What is the analog to the electric field for those particles (different to photon) that have a polarisation? Photon has a polarisation. The polarisation defines how the two components of the electric field evolves with times in the transverse plane.
Those particles, different to photon, that have a spin $s$ have several possible polarisations: $2s+1$.
What is the analog to the electric field (for the photon) for those particles (different to the photon) that have a polarisation? Indeed, left and right, for photons, are defined for the electric field behaviour. If there is no analog for other particles of the electric field, I don't see any definition.
 A: The formula $2s+1$ refers to massive particles, which mediate short-range forces, unlike electromagnetism. Massless particles have only two polarization states, for any spin.
So, the analog to the two polarization states of the electromagnetic field, for higher spin fields, is still two polarizations. It is the exact same thing.
For massive bosons like $Z,W^\pm$, or confined bosons like gluons, there is no macroscopic force, so no classical analogue. But if given one classical field, with non-trivial effects over macroscopic distances, then the different polarization states are still referred to as "polarization states", and they have the same physical interpretation, namely they describe the different ways the field may oscillate as it propagates. For example, a massive vector field would have the two standard polarizations, describing orthogonal oscillations, plus the extra (massive) mode, describing longitudinal oscillations.
A: Electromagnetic waves, hence photons, are described by a vector field$^*$. A vector field has 3 (2S+1) components and corresponds to spin S=1. In the case of electromagnetism only the 2 spin components parallel and antiparallel to propagation are allowed because of charge conservation. The direction of this vector field can rotate about the direction of propagation. Its time derivative is the electric field associated with the wave.
Particles with different spin values are described by different types of field. For example protons, electrons and positrons are described by Pauli spinors$^{**}$. These have two components corresponding to S=1/2. The components of such a spinor are the analogues of the components of the electromagnetic vector potential that you are asking for. It is not generally so that the time derivative of these components are interpreted as some kind of force, as in the electromagnetic case. Spinors are conceptually more difficult than vectors. See https://en.wikipedia.org/wiki/Spinors_in_three_dimensions
There are also elementary particles with spin S=1, for example the pions or even S=3/2. These are mesons made up of two or baryons made up of 3 quarks (each s=1/2).
$^*$ Coulomb gauge assumed.
$^{**}$ Non-relativistic approximation. Dirac spinors are used in the fully relativistic approach.

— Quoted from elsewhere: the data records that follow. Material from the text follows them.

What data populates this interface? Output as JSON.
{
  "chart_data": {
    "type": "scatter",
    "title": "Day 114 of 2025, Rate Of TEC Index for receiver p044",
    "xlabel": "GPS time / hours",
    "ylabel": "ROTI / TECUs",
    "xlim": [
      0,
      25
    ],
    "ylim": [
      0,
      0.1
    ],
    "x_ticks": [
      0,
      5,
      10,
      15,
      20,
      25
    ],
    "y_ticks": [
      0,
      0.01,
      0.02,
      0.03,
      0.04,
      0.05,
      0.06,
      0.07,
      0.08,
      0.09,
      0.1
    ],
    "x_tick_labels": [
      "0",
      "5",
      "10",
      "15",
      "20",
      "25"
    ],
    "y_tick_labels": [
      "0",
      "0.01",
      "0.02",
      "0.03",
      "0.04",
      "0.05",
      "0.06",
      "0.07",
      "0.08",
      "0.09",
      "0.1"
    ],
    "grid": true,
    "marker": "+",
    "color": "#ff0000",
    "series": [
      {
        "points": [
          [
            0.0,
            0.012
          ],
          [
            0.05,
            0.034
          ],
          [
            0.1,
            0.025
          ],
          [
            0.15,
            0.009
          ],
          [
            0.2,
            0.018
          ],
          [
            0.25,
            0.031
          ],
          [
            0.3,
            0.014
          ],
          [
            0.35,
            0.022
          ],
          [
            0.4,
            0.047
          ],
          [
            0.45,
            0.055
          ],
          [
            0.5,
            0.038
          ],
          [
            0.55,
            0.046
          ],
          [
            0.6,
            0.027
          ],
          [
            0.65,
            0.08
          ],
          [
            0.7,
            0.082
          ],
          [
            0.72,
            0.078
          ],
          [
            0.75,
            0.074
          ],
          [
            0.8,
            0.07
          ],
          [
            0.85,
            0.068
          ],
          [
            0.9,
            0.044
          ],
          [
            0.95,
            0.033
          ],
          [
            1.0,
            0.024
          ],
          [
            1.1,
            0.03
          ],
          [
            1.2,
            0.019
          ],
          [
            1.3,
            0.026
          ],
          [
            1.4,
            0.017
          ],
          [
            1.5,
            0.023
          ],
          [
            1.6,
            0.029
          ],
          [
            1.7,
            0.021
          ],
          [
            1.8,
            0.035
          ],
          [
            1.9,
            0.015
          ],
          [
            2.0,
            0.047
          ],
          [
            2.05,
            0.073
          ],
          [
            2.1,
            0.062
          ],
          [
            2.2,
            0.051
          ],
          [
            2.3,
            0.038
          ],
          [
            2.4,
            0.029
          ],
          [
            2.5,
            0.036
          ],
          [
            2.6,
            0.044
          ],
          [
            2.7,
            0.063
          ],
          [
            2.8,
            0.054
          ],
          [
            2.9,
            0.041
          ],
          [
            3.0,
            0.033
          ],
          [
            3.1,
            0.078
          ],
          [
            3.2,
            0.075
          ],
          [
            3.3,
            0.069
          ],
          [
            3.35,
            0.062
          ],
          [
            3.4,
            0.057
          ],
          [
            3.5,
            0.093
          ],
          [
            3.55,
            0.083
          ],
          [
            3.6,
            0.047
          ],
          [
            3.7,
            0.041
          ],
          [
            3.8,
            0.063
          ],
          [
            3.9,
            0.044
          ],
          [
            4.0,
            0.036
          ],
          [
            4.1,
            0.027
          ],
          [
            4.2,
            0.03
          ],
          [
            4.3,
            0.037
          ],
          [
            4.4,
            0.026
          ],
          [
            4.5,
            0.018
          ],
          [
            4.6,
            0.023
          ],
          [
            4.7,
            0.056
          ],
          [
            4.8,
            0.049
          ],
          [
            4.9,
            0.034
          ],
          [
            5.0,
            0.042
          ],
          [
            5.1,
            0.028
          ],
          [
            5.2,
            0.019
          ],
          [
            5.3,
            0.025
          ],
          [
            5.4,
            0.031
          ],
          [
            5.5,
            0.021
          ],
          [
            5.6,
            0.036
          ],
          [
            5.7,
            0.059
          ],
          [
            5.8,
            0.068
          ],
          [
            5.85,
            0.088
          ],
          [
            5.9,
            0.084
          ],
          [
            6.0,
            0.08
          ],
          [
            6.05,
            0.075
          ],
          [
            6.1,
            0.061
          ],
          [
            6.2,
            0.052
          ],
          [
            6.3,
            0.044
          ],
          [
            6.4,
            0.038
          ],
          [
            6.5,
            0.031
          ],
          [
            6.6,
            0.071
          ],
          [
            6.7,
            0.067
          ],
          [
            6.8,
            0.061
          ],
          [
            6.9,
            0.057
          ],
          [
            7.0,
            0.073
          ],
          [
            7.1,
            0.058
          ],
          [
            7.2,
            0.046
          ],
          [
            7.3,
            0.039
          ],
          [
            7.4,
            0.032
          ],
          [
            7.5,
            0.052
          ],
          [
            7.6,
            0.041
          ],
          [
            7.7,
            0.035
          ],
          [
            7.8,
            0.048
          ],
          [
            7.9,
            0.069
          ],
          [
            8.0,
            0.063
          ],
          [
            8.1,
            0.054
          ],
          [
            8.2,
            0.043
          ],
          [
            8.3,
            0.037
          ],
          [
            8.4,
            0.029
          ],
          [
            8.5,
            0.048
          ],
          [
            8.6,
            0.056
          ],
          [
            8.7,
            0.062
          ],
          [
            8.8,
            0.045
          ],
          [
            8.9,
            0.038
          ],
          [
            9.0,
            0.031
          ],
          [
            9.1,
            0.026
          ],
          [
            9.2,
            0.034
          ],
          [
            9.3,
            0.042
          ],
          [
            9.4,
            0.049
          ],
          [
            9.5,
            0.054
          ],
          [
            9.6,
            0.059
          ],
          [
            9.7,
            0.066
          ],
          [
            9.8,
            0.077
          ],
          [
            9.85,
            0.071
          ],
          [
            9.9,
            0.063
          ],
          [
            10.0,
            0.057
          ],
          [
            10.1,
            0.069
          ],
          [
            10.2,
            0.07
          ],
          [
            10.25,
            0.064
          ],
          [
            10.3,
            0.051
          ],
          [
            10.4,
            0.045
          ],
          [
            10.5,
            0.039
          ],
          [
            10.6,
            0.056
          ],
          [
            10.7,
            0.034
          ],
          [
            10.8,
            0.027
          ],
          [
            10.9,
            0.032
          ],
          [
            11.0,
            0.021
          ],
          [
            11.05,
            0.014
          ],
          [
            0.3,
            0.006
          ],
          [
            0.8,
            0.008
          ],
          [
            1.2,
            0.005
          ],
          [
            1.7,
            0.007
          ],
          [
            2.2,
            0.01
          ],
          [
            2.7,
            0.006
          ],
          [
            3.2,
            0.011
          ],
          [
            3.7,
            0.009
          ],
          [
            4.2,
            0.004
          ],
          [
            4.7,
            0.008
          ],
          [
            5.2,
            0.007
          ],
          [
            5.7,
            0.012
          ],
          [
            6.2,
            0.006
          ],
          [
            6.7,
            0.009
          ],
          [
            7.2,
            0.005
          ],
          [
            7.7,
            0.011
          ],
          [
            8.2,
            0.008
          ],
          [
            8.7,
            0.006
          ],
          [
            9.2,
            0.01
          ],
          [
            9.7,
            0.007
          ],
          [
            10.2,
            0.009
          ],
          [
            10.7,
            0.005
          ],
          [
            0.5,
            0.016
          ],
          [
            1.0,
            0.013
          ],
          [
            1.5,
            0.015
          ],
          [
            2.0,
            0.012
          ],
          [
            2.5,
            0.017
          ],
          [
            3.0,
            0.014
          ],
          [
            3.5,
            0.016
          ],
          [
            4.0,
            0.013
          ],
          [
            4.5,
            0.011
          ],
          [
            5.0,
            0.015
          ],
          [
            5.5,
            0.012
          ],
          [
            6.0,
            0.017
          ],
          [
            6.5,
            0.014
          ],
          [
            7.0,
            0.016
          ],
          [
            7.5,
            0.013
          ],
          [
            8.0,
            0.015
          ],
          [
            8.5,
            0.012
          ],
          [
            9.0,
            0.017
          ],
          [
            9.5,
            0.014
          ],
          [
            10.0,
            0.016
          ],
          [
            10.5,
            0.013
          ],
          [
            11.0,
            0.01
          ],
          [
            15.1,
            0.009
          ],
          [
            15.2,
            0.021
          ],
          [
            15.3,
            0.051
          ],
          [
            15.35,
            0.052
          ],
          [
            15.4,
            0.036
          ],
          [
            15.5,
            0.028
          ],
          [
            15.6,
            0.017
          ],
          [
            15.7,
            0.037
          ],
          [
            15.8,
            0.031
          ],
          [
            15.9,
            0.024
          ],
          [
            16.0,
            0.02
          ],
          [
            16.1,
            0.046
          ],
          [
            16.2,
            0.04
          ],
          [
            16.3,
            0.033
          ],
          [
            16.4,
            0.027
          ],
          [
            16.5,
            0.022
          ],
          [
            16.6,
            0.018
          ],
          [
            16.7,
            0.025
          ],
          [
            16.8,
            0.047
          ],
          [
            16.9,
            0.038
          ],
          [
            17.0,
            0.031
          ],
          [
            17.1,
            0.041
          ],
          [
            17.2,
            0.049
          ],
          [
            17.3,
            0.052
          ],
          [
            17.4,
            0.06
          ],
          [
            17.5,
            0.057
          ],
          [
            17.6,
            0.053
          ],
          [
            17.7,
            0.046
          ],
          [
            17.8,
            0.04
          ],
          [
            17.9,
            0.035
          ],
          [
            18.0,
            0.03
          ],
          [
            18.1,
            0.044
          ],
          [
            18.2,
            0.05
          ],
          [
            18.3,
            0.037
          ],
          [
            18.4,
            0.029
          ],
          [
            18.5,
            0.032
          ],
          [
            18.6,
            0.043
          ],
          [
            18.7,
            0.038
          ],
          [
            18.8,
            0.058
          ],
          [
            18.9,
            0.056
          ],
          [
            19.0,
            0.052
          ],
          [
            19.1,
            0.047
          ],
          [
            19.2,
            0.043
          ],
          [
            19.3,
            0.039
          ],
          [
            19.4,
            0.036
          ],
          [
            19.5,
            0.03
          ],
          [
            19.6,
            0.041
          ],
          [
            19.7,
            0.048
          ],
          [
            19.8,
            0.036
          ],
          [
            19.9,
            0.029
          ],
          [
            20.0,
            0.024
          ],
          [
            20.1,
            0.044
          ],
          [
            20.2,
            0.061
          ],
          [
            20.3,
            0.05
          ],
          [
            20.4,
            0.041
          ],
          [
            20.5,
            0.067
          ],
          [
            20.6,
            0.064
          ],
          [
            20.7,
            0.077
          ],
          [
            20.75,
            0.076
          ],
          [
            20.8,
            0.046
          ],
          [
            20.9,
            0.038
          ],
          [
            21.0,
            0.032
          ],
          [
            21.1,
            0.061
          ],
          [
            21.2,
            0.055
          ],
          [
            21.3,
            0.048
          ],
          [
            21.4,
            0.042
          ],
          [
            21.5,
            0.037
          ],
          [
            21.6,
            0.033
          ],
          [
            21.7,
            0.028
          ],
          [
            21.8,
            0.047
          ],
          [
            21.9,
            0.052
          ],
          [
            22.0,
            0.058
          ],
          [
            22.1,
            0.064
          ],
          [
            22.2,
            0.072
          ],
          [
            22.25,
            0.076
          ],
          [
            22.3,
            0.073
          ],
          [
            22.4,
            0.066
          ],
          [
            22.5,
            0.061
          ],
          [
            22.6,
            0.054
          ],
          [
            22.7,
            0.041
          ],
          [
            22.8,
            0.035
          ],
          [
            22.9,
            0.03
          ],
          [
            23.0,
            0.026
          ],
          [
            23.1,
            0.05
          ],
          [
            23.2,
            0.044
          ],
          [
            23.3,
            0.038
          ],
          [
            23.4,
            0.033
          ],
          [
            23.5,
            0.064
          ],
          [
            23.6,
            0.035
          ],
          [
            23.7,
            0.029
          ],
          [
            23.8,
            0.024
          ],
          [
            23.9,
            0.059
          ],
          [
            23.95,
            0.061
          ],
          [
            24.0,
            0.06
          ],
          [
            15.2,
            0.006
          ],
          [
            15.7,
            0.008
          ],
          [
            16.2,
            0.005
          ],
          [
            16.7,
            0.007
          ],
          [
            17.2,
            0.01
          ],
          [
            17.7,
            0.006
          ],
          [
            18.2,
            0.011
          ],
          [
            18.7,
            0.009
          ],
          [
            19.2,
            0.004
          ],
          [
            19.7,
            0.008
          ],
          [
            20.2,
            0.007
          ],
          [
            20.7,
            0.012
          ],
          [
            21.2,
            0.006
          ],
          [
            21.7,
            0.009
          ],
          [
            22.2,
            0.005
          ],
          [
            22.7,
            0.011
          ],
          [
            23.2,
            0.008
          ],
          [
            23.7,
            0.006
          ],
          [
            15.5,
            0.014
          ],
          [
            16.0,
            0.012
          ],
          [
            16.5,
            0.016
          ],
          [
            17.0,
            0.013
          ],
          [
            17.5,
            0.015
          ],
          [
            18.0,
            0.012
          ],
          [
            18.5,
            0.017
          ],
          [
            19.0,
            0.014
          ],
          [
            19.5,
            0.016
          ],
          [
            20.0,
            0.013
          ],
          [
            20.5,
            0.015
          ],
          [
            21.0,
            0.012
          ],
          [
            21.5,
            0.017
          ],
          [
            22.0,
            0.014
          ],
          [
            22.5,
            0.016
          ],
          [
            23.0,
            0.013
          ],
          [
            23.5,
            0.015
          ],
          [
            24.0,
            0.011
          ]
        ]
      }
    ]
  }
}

A: From the solid state point of view one can think of many quasiparticles analogous to photons, and described formally in a similar way, which would have something else in place of electric field.
The most obvious example is phonons, which are essentially quantized elastic vibrations of the lattice, and which have three polarizations: two transverse and one longitudinal, which are the directions of the lattice vibrations in respect to the wave vector.
The other boson-like excitations, such as magnons, plasmons, spinons, all have as polarization the change of the underlying physical field.
Disclaimer: this perhaps takes away from the direction that the OP had in mind, but necessary for seeing the broader picture, in my opinion.